Look at the severity of social problems faced by women -

  • the huge burden women of menopausal age face, caring both for their parents and for their older children in a context where the NHS is collapsing and social care is completely screwed
  • the gender pay gap
  • high levels of domestic abuse
  • the total collapse of prosecutions for rape
  • a police service that harbours rapists.
There is no real political will to deal with any of these. Instead it is really easy for policy makers and policy influencers to focus on free sanitary wear for women who are still bleeding and HRT for women when they stop bleeding. As if they want to deny that there is anything more to the demographic 'woman' than our uteruses and ovaries.
OP posts:
EBearhug · 06/03/2024 09:49

Dead Sea salt currently because when I looked for a 25k sack of magnesium, one of the reviews said they used in conjunction with Dead Sea salt. So for a fiver I figured it was worth a try. So my plan is to use both, when the salt runs out, see if I feel worse for not using it.

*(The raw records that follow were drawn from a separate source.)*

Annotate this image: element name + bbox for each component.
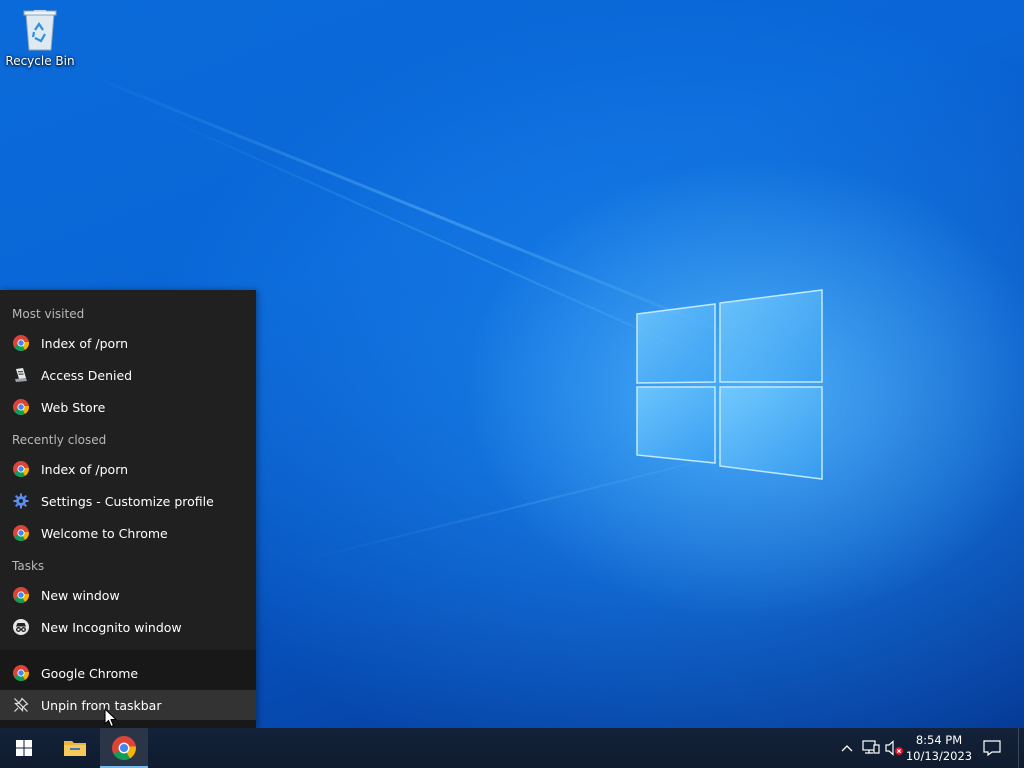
- network-icon: [862, 740, 880, 754]
- jumplist-item-label: Index of /porn: [41, 461, 129, 477]
- show-desktop-button[interactable]: [1018, 728, 1024, 768]
- jumplist-item-label: New window: [41, 587, 120, 603]
- section-tasks: Tasks: [12, 559, 45, 573]
- chrome-icon: [112, 736, 136, 760]
- chrome-taskbar-button[interactable]: [100, 728, 148, 768]
- windows-start-icon: [16, 740, 32, 756]
- taskbar: 8:54 PM 10/13/2023: [0, 728, 1024, 768]
- action-center-button[interactable]: [982, 738, 1002, 758]
- jumplist-item-label: Google Chrome: [41, 665, 139, 681]
- jumplist-item-most-visited-3[interactable]: Web Store: [0, 392, 256, 422]
- network-tray-button[interactable]: [861, 738, 881, 758]
- chrome-icon: [12, 334, 30, 352]
- recycle-bin-shortcut[interactable]: Recycle Bin: [4, 6, 76, 68]
- jumplist-item-label: Access Denied: [41, 367, 133, 383]
- recycle-bin-icon: [23, 10, 57, 51]
- show-hidden-icons-button[interactable]: [837, 738, 857, 758]
- jumplist-task-new-window[interactable]: New window: [0, 580, 256, 610]
- file-explorer-icon: [64, 741, 86, 756]
- recycle-bin-label: Recycle Bin: [5, 54, 75, 68]
- jumplist-item-label: Index of /porn: [41, 335, 129, 351]
- start-button[interactable]: [0, 728, 48, 768]
- clock-date: 10/13/2023: [905, 749, 973, 763]
- jumplist-item-label: New Incognito window: [41, 619, 182, 635]
- chrome-icon: [12, 398, 30, 416]
- incognito-icon: [12, 618, 30, 636]
- chrome-icon: [12, 664, 30, 682]
- jumplist-item-most-visited-2[interactable]: Access Denied: [0, 360, 256, 390]
- chrome-icon: [12, 586, 30, 604]
- page-icon: [12, 366, 30, 384]
- jumplist-item-label: Welcome to Chrome: [41, 525, 168, 541]
- jumplist-item-most-visited-1[interactable]: Index of /porn: [0, 328, 256, 358]
- chrome-icon: [12, 524, 30, 542]
- jumplist-task-new-incognito-window[interactable]: New Incognito window: [0, 612, 256, 642]
- unpin-icon: [12, 696, 30, 714]
- jumplist-app-actions: Google Chrome Unpin from taskbar: [0, 650, 256, 728]
- jumplist-item-recently-closed-3[interactable]: Welcome to Chrome: [0, 518, 256, 548]
- jumplist-item-recently-closed-1[interactable]: Index of /porn: [0, 454, 256, 484]
- file-explorer-button[interactable]: [51, 728, 99, 768]
- chevron-up-icon: [841, 745, 853, 752]
- jumplist-item-label: Web Store: [41, 399, 106, 415]
- jumplist-open-google-chrome[interactable]: Google Chrome: [0, 658, 256, 688]
- notification-icon: [983, 740, 1001, 756]
- jumplist-unpin-from-taskbar[interactable]: Unpin from taskbar: [0, 690, 256, 720]
- section-recently-closed: Recently closed: [12, 433, 107, 447]
- jumplist-item-label: Unpin from taskbar: [41, 697, 162, 713]
- clock-time: 8:54 PM: [915, 733, 963, 747]
- system-clock[interactable]: 8:54 PM 10/13/2023: [900, 731, 978, 765]
- gear-icon: [12, 492, 30, 510]
- jumplist-item-label: Settings - Customize profile: [41, 493, 214, 509]
- jumplist-item-recently-closed-2[interactable]: Settings - Customize profile: [0, 486, 256, 516]
- chrome-icon: [12, 460, 30, 478]
- section-most-visited: Most visited: [12, 307, 85, 321]
- chrome-jumplist: Most visited Index of /porn Access Denie…: [0, 290, 256, 728]
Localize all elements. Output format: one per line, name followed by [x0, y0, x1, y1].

If you get Epsom salts rather than Dead Sea salts, they contain magnesium.

Though when I was told to take salt baths twice a day, as part of treating an abscess, it was great for my skin. Table salt was good enough, though.

AlisonDonut · 06/03/2024 09:56

SailingStormyWaters · 06/03/2024 09:26

Of course there will be people cashing in on it just as they do concerning other life experiences like pregnancy, mental health, grieving, and ageing in general.
I think the menopause is similar to grief and anxiety. We all experience it differently, nobody really knows the answer, coping mechanisms will work better for some than others.
The body is more than equipped to deal with it, but mentally can be a different problem due to the severity of the symptoms.

How is the body 'more than equipped' for an early menopause, with your vagina disintegrating and your bones crumbling? Let alone the less significant issues such as feeling like you are melting from inside or unable to remember the words for basic everyday items or activities?

And having to so that for 25 years plus in a full time job?

RoyalCorgi · 06/03/2024 09:56

And before I retired, I used to listen to colleagues in their early-mid 40s talking about their brain fog in front of their managers, and feel a little anxious for them.

I sometimes think women are their own worst enemies. I've also heard women talk about "preg head" or "baby brain" but there isn't any evidence that pregnancy or giving birth has any effect on women's mental acuity.

I don't know about menopausal brain fog. I didn't suffer from it myself, but that's not to say that other women don't. But I'm reluctant to give organisations another excuse for not employing or promoting women.